Our mission was to intercept and resist any attempt to assault the SAM site, likely between dusk and sunrise. We ran rotating two-man patrols along the trail, each covering a three-hour shift.

The night of the encounter, I was paired with a Sergeant First Class—an 18D medic whom I’ll call “Guy.” He’d been in group for years. I was 22 at the time, on of the youngest on site.

Moonlight was strong—brilliant enough to allow stealth movement. We paced slowly, stopping every few meters to kneel and scan. After an hour, we paused under a shadowed area. Guy lit a cigarette with quiet precision—no glow exposed. I asked how he did that. He smirked and said, “Sniper check.”

Then it happened.

A deafening scream rang out from the ridge. At first, I thought it was an animal. But then came a bizarre shift: halfway through, it took on a human tone. Eight to ten seconds of sustained vocalization that morphed into a frantic, incoherent babble… and finally, a coyote-like cackle or laughing sound. The volume never dropped.

We scanned the ridge. I spotted a silhouette—a massive figure, turning swaying side to side near a tree at the top of the ridge. It looked human. I thought, “Who in group is that size?” We went guns up. The figure turned north and walked away.

We pursued him, assuming a diversion tactic to draw us away from the site. But despite jogging, we couldn’t close the gap. He moved quickly—strangely so. This went on for nearly a kilometer and a half.

The forest thickened. The ridge narrowed – bottle necked. And then the figure veered east—straight toward us—charging downhill like a bipedal rhino through underbrush. Not sticks snapping… limbs breaking.

I think at this moment, I realized It wasn’t human and started to categorize it.

We veered northwest off the trail to intercept. It turned north, the woods were dark – perfect place for a kill zone, an ambush, I could still track its movement. Then… silence. It stopped moving.

Total quiet. We crept forward—as noted this was textbook ambush territory. But nothing came. The smell did.

It hit in layers. First: wet dog tangled with decay. Then: putrid infection, feces, rot. It overwhelmed me. As the stench peaked, dread set in. Danger. Immediate and primal.

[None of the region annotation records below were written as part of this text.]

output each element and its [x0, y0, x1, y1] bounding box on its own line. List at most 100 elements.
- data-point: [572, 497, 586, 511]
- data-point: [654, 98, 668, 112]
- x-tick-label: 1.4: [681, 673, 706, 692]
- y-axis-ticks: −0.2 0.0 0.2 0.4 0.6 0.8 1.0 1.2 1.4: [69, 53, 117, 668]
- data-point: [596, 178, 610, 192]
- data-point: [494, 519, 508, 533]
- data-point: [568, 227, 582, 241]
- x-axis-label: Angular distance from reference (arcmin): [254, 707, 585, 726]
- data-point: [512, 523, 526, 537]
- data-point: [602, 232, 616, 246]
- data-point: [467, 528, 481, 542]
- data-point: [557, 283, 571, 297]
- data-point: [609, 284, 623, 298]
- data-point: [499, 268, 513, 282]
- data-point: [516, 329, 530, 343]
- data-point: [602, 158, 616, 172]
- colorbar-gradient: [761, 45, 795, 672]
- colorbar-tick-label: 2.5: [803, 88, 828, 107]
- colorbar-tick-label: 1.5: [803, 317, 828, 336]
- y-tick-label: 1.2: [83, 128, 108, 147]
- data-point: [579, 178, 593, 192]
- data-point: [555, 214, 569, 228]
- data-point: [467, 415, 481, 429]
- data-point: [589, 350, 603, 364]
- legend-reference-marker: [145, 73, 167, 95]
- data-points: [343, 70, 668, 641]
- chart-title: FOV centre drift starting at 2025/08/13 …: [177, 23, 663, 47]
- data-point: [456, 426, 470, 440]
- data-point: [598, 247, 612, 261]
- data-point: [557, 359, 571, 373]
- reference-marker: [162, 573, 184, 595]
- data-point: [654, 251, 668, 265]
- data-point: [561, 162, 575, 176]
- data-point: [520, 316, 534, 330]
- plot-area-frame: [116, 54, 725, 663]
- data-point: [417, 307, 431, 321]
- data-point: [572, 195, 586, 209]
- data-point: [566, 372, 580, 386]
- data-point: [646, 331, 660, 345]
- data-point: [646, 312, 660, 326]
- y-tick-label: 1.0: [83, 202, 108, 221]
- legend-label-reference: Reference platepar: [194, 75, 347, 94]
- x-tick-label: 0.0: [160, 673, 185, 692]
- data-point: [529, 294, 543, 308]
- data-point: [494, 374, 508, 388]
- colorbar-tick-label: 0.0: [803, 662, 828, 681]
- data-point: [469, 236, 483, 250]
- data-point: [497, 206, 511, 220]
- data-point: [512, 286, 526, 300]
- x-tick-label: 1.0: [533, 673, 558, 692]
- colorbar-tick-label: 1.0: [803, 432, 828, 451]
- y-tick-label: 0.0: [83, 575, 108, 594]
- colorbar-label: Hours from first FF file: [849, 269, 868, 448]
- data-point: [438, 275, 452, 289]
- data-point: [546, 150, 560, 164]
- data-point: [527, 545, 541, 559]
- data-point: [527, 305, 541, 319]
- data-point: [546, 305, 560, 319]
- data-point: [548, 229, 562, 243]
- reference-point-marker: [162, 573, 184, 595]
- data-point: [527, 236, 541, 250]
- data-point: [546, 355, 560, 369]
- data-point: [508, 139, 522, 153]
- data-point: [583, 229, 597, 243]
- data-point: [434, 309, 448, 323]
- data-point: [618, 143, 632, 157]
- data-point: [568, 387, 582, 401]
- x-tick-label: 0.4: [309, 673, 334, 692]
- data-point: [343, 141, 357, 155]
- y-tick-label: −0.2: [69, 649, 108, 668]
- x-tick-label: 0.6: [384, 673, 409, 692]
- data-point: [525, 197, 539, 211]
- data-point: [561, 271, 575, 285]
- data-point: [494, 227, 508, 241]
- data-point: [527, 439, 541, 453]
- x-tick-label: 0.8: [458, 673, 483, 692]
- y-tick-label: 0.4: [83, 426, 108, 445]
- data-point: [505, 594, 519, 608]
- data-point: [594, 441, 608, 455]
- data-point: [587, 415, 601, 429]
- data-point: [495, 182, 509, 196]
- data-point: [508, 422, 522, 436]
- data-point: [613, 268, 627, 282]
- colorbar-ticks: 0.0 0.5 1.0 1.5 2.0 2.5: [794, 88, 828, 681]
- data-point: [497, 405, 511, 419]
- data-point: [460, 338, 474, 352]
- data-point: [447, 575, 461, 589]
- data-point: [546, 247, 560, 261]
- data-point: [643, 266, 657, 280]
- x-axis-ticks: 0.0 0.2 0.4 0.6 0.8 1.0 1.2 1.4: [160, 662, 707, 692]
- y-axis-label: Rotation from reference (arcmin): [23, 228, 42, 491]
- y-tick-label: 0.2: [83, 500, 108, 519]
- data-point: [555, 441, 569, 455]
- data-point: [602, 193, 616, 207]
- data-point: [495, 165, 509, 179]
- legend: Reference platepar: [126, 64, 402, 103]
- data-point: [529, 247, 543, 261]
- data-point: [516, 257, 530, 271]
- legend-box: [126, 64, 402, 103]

I glanced at Guy. He nodded: time to back out.

We backed out—me facing rear, unwilling to turn my back. I feared a charge. Surprisingly, Guy was only 15 feet behind. I suspect he walked backward too.

Eventually we hit the trail again, dazed. We stood in silence. Not tactical—just stunned. I have no concept of how long we stood there. I remember being totally surprised by how far we went, and how far off the trail we went. Almost like an unexplainable time warp.

We never spoke of it again. The only time I had heard what Guy had experienced was later that morning as he debriefed the CO and some of the others.

There is much more to this encounter that I would like to discuss with you.”